Чересчур контурный макияж, отяжелявший ее лицо, не обманул меня, и стройная худышка действительно оказалась манерно кокетливой. В самом начале нашей долгой переписки я не преминул указать на это и заметил ей, что она рассуждает как чахлая гимназистка. Мое замечание уронило ее пальчик на закрывающую скобку (а вы говорите о нематериальности духа – выкусьте: вначале было слово!) и, улыбнувшись, девочка заинтриговалась тем, чем вызван подобный вывод.
Сперва мы перекидывались лаконичными выводами друг о друге, так что подобный откровенный формат выглядел приемлемым.
***
Как вообще откровенность между нами могла выглядеть ненормальной, если начало общению положили развратные нескрываемые намерения? Я до пренебрежения открыто толкал ее на край бездны воплощения моих фантазий, а она с мягкой прельщенностью отсрочивала мой сладкий миг. Уже было согласившись, она коварно начинала ломаться, говоря, что чувствует себя известно каким брендом социальной иерархии.
Она пьянила.
Хмель ее разливного имени проникал в меня очередной загадкой. Ее имя имело русский аналог, с возводящим к немецким корням изменением второй «о» на «а», и с пристроившейся следом «у». Фамилия, и подавно – даже для аристократии оказалась слишком респектабельной. И вот представьте, эта подрастающая (как я был сначала ошибочно и твердо уверен) модель расспрашивает меня о том, какой ракурс ей лучше выбрать, что одеть и какую часть своего магнетического тела выхватить! А потом, как ни в чем не бывало, просила прощения, взывала к совести и, с великолепно сыгранным сожалением, говорила, что не может предать ее в бою за невинность.
В иные периоды, наша переписка текла обыденно, и эти семейно-бытовые перепады страсти и рутины являются мощнейшим колечком в цепи поработивших меня оков. Как-то помогал решать этой худышке логарифмы, которые едва помнил со школы. Она обращалась ко мне, как к давно знакомому другу, и мне это казалось диким.

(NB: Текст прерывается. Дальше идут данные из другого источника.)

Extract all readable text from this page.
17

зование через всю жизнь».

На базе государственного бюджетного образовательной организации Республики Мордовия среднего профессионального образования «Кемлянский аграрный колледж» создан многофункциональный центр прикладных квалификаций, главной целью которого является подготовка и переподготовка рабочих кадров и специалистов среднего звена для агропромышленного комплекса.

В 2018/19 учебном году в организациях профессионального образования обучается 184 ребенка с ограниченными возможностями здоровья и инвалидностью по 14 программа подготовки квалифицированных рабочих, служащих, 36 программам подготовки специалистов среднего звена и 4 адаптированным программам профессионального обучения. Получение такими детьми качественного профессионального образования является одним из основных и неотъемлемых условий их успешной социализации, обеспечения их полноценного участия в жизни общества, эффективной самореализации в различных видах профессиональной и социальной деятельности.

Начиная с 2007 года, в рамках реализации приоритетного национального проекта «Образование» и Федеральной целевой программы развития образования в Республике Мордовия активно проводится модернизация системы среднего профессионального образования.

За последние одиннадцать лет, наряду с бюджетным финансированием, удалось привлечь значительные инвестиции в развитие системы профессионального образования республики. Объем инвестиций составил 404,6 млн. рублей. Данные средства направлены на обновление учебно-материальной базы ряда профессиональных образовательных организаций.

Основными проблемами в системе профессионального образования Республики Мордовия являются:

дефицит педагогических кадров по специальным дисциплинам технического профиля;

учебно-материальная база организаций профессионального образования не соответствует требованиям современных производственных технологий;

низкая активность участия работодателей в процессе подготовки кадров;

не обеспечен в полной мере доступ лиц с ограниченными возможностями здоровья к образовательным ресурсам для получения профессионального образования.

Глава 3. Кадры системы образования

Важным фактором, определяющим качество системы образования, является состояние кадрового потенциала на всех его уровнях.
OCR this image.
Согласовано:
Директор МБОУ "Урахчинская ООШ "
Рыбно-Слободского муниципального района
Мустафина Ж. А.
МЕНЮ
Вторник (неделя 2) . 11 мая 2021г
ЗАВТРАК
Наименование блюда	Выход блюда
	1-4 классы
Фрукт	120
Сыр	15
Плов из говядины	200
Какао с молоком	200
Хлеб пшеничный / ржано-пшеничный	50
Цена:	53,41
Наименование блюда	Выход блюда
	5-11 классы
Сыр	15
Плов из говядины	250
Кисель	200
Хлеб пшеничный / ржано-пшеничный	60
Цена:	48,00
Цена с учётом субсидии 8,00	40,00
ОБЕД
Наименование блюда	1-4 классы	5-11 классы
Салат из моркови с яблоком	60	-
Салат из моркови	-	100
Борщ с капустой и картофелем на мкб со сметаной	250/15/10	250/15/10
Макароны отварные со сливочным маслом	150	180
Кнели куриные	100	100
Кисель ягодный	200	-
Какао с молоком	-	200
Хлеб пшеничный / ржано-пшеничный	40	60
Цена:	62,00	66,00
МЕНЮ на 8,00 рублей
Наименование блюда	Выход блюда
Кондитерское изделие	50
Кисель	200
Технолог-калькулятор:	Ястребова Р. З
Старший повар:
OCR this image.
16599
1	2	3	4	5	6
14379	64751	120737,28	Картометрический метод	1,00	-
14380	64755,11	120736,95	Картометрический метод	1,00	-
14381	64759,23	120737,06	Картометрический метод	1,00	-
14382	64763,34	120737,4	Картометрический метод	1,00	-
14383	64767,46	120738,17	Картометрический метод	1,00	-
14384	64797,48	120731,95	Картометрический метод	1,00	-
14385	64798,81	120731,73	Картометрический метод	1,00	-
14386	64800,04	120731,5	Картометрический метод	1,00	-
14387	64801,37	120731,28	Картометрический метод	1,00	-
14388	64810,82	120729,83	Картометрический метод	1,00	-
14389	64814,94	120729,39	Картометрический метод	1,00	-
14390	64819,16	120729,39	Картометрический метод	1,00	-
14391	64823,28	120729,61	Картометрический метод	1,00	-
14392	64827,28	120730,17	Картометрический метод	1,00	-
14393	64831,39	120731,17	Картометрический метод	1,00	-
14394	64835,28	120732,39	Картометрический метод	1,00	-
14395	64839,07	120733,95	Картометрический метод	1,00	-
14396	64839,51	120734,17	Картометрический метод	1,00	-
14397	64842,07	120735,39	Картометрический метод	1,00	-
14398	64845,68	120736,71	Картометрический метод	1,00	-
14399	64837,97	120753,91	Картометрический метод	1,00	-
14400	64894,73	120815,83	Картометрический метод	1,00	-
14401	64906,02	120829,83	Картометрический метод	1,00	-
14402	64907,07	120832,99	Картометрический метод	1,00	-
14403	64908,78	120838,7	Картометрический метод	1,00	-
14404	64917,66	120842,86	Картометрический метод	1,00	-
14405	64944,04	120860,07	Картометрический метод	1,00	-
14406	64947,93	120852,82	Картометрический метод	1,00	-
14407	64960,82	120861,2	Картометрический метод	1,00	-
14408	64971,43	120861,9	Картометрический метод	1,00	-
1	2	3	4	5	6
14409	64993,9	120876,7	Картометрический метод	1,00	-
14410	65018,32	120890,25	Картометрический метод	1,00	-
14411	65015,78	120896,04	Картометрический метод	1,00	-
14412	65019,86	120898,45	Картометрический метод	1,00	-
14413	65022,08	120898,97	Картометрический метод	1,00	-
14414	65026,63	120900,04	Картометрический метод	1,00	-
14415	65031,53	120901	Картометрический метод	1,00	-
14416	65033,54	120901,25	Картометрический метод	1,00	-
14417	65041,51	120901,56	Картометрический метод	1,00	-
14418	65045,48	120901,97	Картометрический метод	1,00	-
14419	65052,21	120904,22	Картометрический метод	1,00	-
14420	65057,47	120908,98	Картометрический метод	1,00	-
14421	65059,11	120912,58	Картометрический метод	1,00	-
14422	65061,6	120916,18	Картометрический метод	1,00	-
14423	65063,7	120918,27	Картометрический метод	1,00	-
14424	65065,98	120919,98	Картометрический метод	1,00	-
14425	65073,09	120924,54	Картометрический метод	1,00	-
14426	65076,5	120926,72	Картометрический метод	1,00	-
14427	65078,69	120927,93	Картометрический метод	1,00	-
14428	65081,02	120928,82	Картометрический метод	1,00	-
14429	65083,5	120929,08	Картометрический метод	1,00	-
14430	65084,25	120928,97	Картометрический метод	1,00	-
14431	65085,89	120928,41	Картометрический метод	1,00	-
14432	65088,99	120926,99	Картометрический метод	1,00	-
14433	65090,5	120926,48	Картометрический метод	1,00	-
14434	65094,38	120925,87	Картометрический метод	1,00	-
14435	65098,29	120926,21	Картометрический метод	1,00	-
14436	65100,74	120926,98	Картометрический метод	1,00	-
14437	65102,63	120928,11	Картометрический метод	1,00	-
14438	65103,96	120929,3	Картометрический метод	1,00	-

Присутствовали и подозрения. Понимая, что только ненормальный может выколачивать из незнакомой школьницы фотографии ее, пусть и прекрасного, тела, она решила вроде испытать меня психологическим цербером, спустив с цепи рассказ о случившемся недавно в ее городе происшествии с участием маньяка, ее сверстницы и монтажной пены. Я даже словесно приосанился под немигающим оком ее наивной подозрительности.
Подозрения ее могли быть вызваны тем фактом, что переписка наша обрывалась, а через какое-то время я, как чертов ястреб, вернулся снова. И вернулся не без четких установок на свою ненаглядную.
***
Дело в том, что обряд со вставлением пальца в кольцо, имитирующий некий момент из первой брачной ночи, меня никогда не привлекал. А понимание сущности замужества, заключающейся в спермотоксикозе одной из сторон, эту непривлекательность никак не сглаживает. Поэтому я всеми подручными средствами стараюсь не допускать этого женишкового диагноза в анамнезе своего духовного организма. Но все-таки невозможно познать всей прелести половой любви, хоть раз не выкрутив до предела едва уловимый колпачок таймера своего воздержания. Как раз это и произошло за неделю до того дня, когда я решил попытать счастья у своего прежнего, почти забытого стимула – своей пухлогубой худышки.
В настроенной как никогда решительно безысходности, я как-то восстановил теннис наших с ней дискуссий, что было совсем не сложно с этой дистрофичной, по сравнению с нашими жирными мечтами, грешно привлекательной девочкой. Она, за исключением редких моментов, количество которых можно списать красным цветом учительских чернил на женский синдром, отвечала охотно, мило и откровенно, даже без намека на безалаберность. Хотя огромные, нарушающие имитацию реального общения и сулившие первые подозрения, разрывы в ее ответах заставляли меня испытывать неприятнейшее чувство нетерпения, все же, даже с учетом этого недостатка, мне было грех жаловаться. И, главное, так тщательно и тщетно искомая миллионами людей «твердая цель» ожила для меня светом в конце туннеля вместе с нашей перепиской. Я знал, что должен вытрясти из нее хоть что-то. Ведь только реальный образ реального тела может остановить таймер моего воздержания. Вот каким смелым стоиком я становился в рамках своего монитора, и не могу сказать, что это не отзывалось во мне эхом смелости на земле.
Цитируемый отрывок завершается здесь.